The evenings they usually spent together, working or talking. Now and then, at Joyce’s invitation, the old man would come in, and the trio would talk literature, the old man vaunting the ancients and Joyce defending the moderns, until a veritable Battle of the Books was recontested, while Yvonne sat by, in awed silence, wondering at the vastness of human learning. Often he wrote or discussed the novel with her. In this she took the deepest interest. The intellectual processes involved were a perpetual mystery to her, and caused her to place Joyce on a pinnacle of genius. But her sympathy and enthusiasm helped him as few other things could. And gradually her influence made itself felt in his writing. His sympathies widened, his aspect upon life softened. Planned to reveal the bitter sordidness of broken lives, and half written in a grey, hopeless atmosphere, imperceptibly the book lost in harshness, grew in tenderness and humanity. And this corresponded to the softening in the nature of the man himself.

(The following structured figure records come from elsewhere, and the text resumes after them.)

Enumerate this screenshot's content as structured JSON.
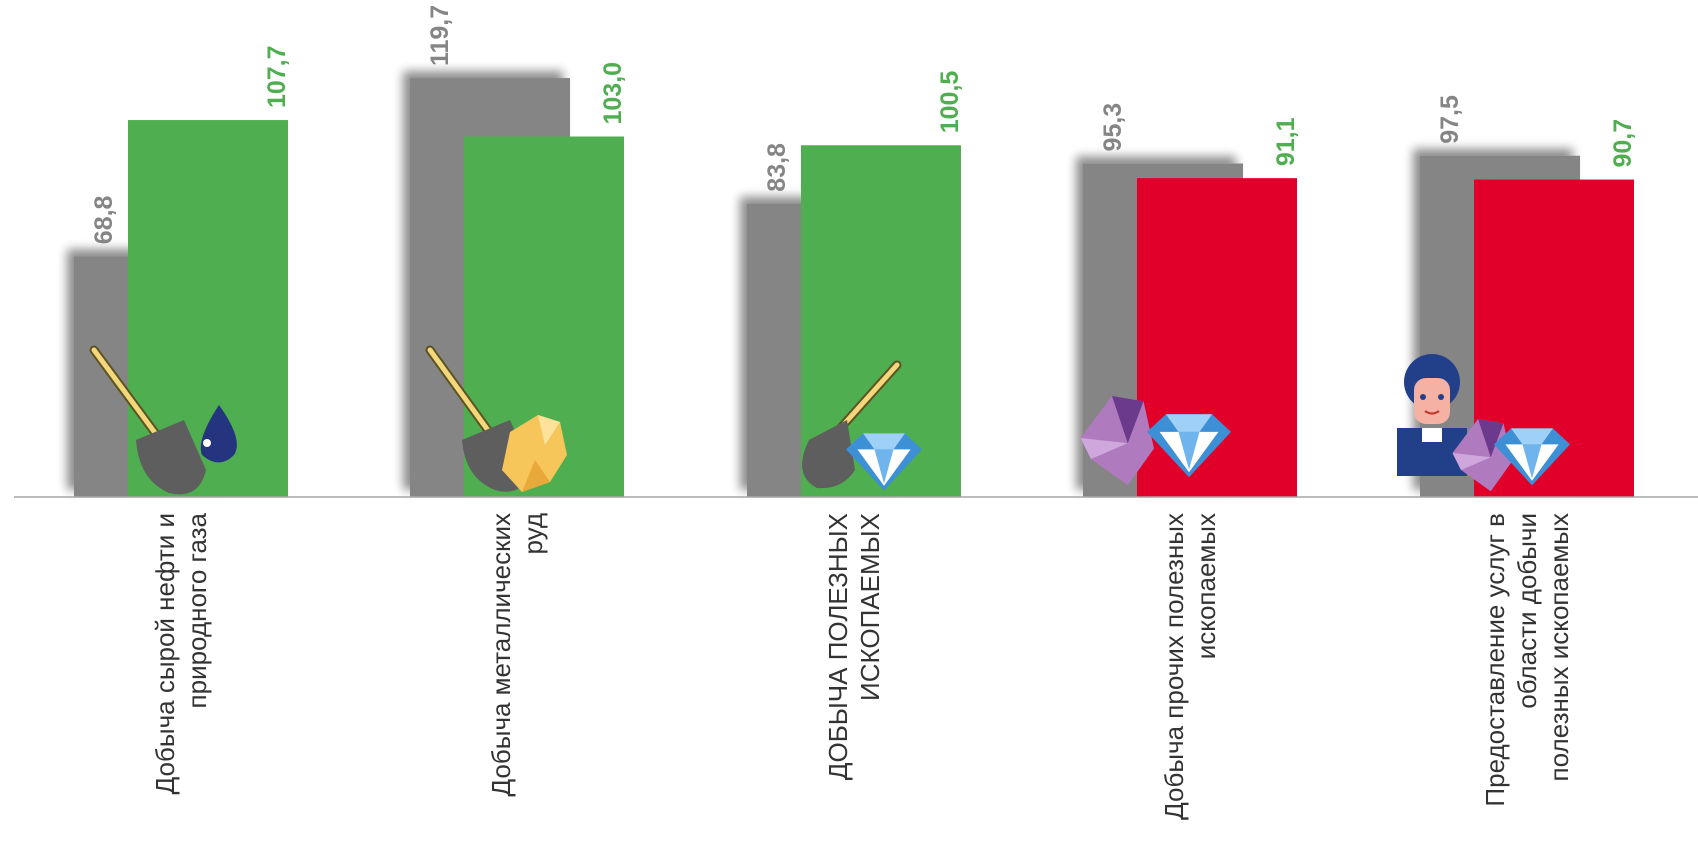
{
  "chart_data": {
    "type": "bar",
    "categories": [
      [
        "Добыча сырой нефти и",
        "природного газа"
      ],
      [
        "Добыча металлических",
        "руд"
      ],
      [
        "ДОБЫЧА ПОЛЕЗНЫХ",
        "ИСКОПАЕМЫХ"
      ],
      [
        "Добыча прочих полезных",
        "ископаемых"
      ],
      [
        "Предоставление услуг в",
        "области добычи",
        "полезных ископаемых"
      ]
    ],
    "series": [
      {
        "values": [
          68.8,
          119.7,
          83.8,
          95.3,
          97.5
        ],
        "labels": [
          "68,8",
          "119,7",
          "83,8",
          "95,3",
          "97,5"
        ],
        "color": "#858585"
      },
      {
        "values": [
          107.7,
          103.0,
          100.5,
          91.1,
          90.7
        ],
        "labels": [
          "107,7",
          "103,0",
          "100,5",
          "91,1",
          "90,7"
        ],
        "colors": [
          "#4fae4f",
          "#4fae4f",
          "#4fae4f",
          "#e0002a",
          "#e0002a"
        ],
        "label_colors": [
          "#4fae4f",
          "#4fae4f",
          "#4fae4f",
          "#4fae4f",
          "#4fae4f"
        ]
      }
    ],
    "icons": [
      "shovel-oil-drop-icon",
      "shovel-ore-nugget-icon",
      "shovel-diamond-icon",
      "crystals-diamond-icon",
      "worker-diamond-icon"
    ],
    "ylim": [
      0,
      130
    ],
    "grid": false,
    "legend": "none"
  }
}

Yet now and then incidents occurred that brought back the past in all its gloom. One in particular weighed for many days afterwards upon his mind.
It was a sultry night. He had come out for a stroll down Upper Street and High Street, before going to bed. Outside the Angel, the limit of his walk, he lingered a moment and was looking with idle interest at the great block of omnibuses, when he became aware that a poorly-dressed woman was standing by him, gazing rigidly into his face. He started, tried to fix her identity.